RRHF: Rank Responses to Align Language Models with Human Feedback without tears
Affiliations: Alibaba DAMO Academy, Tsinghua University
The proposed novel learning paradigm, RRHF, aligns language model outputs with human preferences more efficiently and robustly than existing methods, requiring fewer models during tuning. It is also simpler in terms of coding, model counts, and hyperparameters. RRHF achieves comparable performance to Proximal Policy Optimization (PPO) in evaluations, and a new language model, Wombat, has been developed using RRHF.
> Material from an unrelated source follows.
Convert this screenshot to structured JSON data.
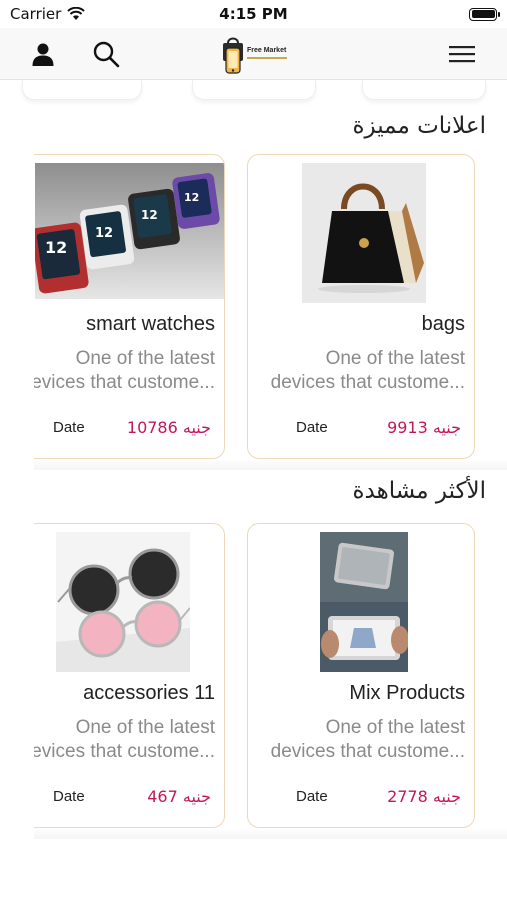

Affiliations: Huawei Noah’s Ark Lab
DiffFit is a simple, parameter-efficient strategy to fine-tune large pre-trained diffusion models for fast adaptation to new domains. It speeds up training by 2x and reduces storage costs, needing only 0.12% of total model parameters compared to full fine-tuning. DiffFit demonstrates superior or competitive performance on 8 downstream datasets while being more efficient. Notably, it can adapt a low-resolution generative model to a high-resolution one with minimal cost, setting a new state-of-the-art FID on the ImageNet 512x512 benchmark.